Monday, November 24th 2014

The Parent Trap

by Jason Steele

It seems like the way things work in the world is when the parents are responsible, and it is their kids who are rebellious and prone to poor decision making.    In that world, it would be the adult children who would beg their parents to co-sign a loan for them on a new car or that loft downtown to impress their friends.

One unusual aspect of today’s current financial crisis is that it is severely affecting the credit of all Americans, even older ones.   One of the ramifications of this is that it is often parents who are asking their adult children to co-sign a loan, according to the Denver Post .

Like conventional loans, credit card holders also face the challenge of having family members ask them for a card on their account, the equivalent of a co-signed loan.   Like the loans discussed in the article, joint credit card account holders are each responsible for the balance.

Should You Do It?

It is very rare that this arrangement makes sense, outside of a married couple or a parent and a minor child.   When you give someone a credit card on your account or a joint account, you are going to be responsible for paying all charges.    For a married couple that manages their finances jointly, this make perfect sense.   As a teenager, I always had a credit card on my parent’s account.   I was only to use it in emergencies or for purchases that they approved of in advance.   It would be very difficult for me to think of another  situation where I would have a card in another person’s name.

If I wished to help someone out financially, I would much rather extend them a personal loan then to give them an authorized credit card or worse, a joint account.   I have always organized my finances around the principle that I will pay off each balance in full and on time, every month.   To do so, I keep track of my spending so that I know that I will be able to pay it back at the end of the month.   Giving a credit card on my account to another person means giving up the direct control of my spending.

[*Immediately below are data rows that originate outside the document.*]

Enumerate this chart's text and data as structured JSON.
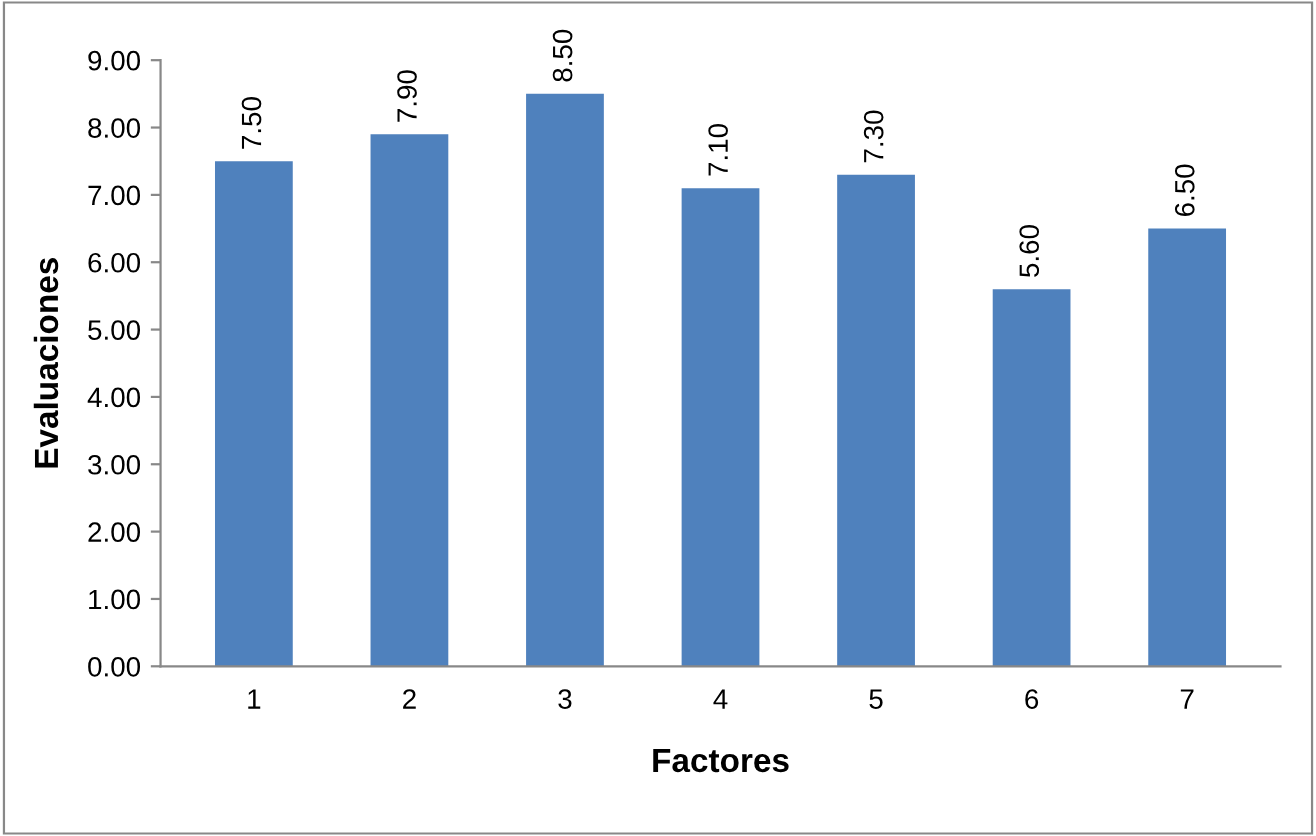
{
  "chart_data": {
    "type": "bar",
    "xlabel": "Factores",
    "ylabel": "Evaluaciones",
    "categories": [
      "1",
      "2",
      "3",
      "4",
      "5",
      "6",
      "7"
    ],
    "values": [
      7.5,
      7.9,
      8.5,
      7.1,
      7.3,
      5.6,
      6.5
    ],
    "value_labels": [
      "7.50",
      "7.90",
      "8.50",
      "7.10",
      "7.30",
      "5.60",
      "6.50"
    ],
    "color": "#4f81bd",
    "ylim": [
      0,
      9
    ],
    "yticks": [
      {
        "value": 0,
        "label": "0.00"
      },
      {
        "value": 1,
        "label": "1.00"
      },
      {
        "value": 2,
        "label": "2.00"
      },
      {
        "value": 3,
        "label": "3.00"
      },
      {
        "value": 4,
        "label": "4.00"
      },
      {
        "value": 5,
        "label": "5.00"
      },
      {
        "value": 6,
        "label": "6.00"
      },
      {
        "value": 7,
        "label": "7.00"
      },
      {
        "value": 8,
        "label": "8.00"
      },
      {
        "value": 9,
        "label": "9.00"
      }
    ],
    "grid": false,
    "legend": false
  }
}
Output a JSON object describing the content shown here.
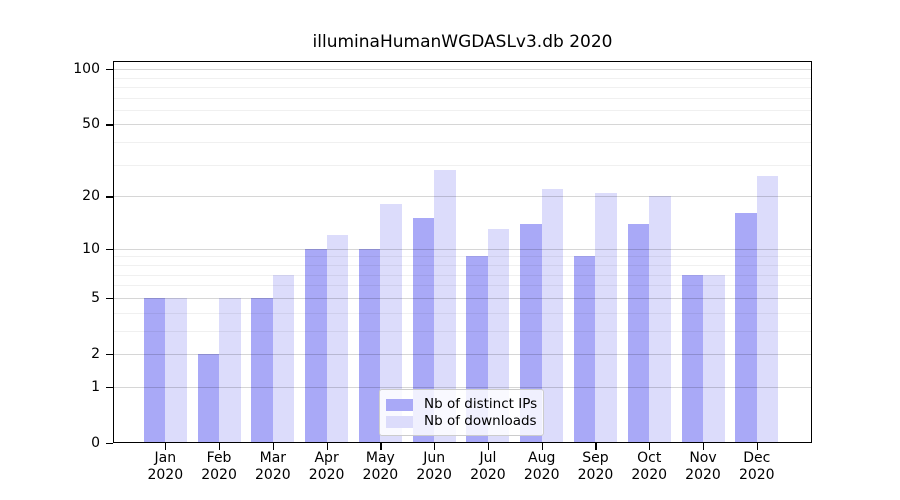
{
  "title": "illuminaHumanWGDASLv3.db 2020",
  "chart_data": {
    "type": "bar",
    "title": "illuminaHumanWGDASLv3.db 2020",
    "categories": [
      "Jan 2020",
      "Feb 2020",
      "Mar 2020",
      "Apr 2020",
      "May 2020",
      "Jun 2020",
      "Jul 2020",
      "Aug 2020",
      "Sep 2020",
      "Oct 2020",
      "Nov 2020",
      "Dec 2020"
    ],
    "series": [
      {
        "name": "Nb of distinct IPs",
        "color": "#a9a9f7",
        "values": [
          5,
          2,
          5,
          10,
          10,
          15,
          9,
          14,
          9,
          14,
          7,
          16
        ]
      },
      {
        "name": "Nb of downloads",
        "color": "#dcdcfb",
        "values": [
          5,
          5,
          7,
          12,
          18,
          28,
          13,
          22,
          21,
          20,
          7,
          26
        ]
      }
    ],
    "yscale": "log1p",
    "yticks": [
      0,
      1,
      2,
      5,
      10,
      20,
      50,
      100
    ],
    "ylim": [
      0,
      110
    ],
    "grid": "horizontal",
    "legend_position": "inside-bottom-center",
    "axis_color": "#000000",
    "grid_major_color": "rgba(0,0,0,0.16)",
    "grid_minor_color": "rgba(0,0,0,0.06)"
  }
}
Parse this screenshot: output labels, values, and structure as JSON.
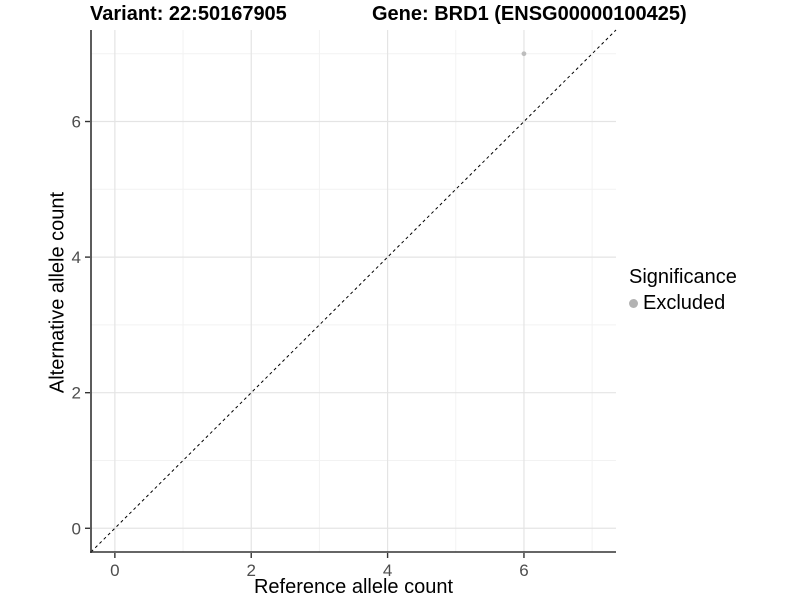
{
  "titles": {
    "variant": "Variant: 22:50167905",
    "gene": "Gene: BRD1 (ENSG00000100425)"
  },
  "chart_data": {
    "type": "scatter",
    "title_left": "Variant: 22:50167905",
    "title_right": "Gene: BRD1 (ENSG00000100425)",
    "xlabel": "Reference allele count",
    "ylabel": "Alternative allele count",
    "xlim": [
      -0.35,
      7.35
    ],
    "ylim": [
      -0.35,
      7.35
    ],
    "xticks": [
      0,
      2,
      4,
      6
    ],
    "yticks": [
      0,
      2,
      4,
      6
    ],
    "x_minor_gridlines": [
      1,
      3,
      5,
      7
    ],
    "y_minor_gridlines": [
      1,
      3,
      5,
      7
    ],
    "grid": true,
    "identity_line": {
      "style": "dashed",
      "from": [
        -0.35,
        -0.35
      ],
      "to": [
        7.35,
        7.35
      ]
    },
    "points": [
      {
        "x": 6,
        "y": 7,
        "series": "Excluded"
      }
    ],
    "legend": {
      "title": "Significance",
      "position": "right",
      "entries": [
        {
          "label": "Excluded",
          "color": "#b3b3b3"
        }
      ]
    },
    "colors": {
      "point": "#bdbdbd",
      "grid_major": "#e4e4e4",
      "grid_minor": "#f2f2f2",
      "axis_line": "#333333",
      "identity_line": "#000000",
      "tick_label": "#4d4d4d"
    }
  }
}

The article points out how it is difficult to say no to a parent in the situation where they are asking for you to co-sign a loan.   I suspect it would be no less difficult to turn down a parent’s request for a credit card.

On Loans To Friends And Family

This is a hugely tricky subject.   A good friend is worth more than money, and the same is true of a strong relationship with a family member.   I once read that when a good friend or a family member is in financial trouble, it is better to offer a gift than a loan.   A gift, of course, does not carry the requirement that it is paid back.   If you are unable to gift the money necessary, you should not be loaning it.    By gifting it, you ensure that you will retain the same relationship whether or not the person is ever able to return the money.

I know this is a blog about credit cards and personal finance.  I am not a psychologist, a family counselor, or even a relationship advice columnist.  Nevertheless, almost everyone knows someone who is in financial trouble these days and you should consider the long term effects on your credit and your relationship before entangling your credit with your friends or family.

One Response to “The Parent Trap”

  1. Bret @ Hope to Prosper Says:

    I read recently that 75% of co-signed loans default back to the co-signer.

    The banks have a pretty good handle on statistics and if they won’t lend someone money, they are usually right. I think it’s way better to gift a little money to someone who is irresponsible, than to entangle them with your finances.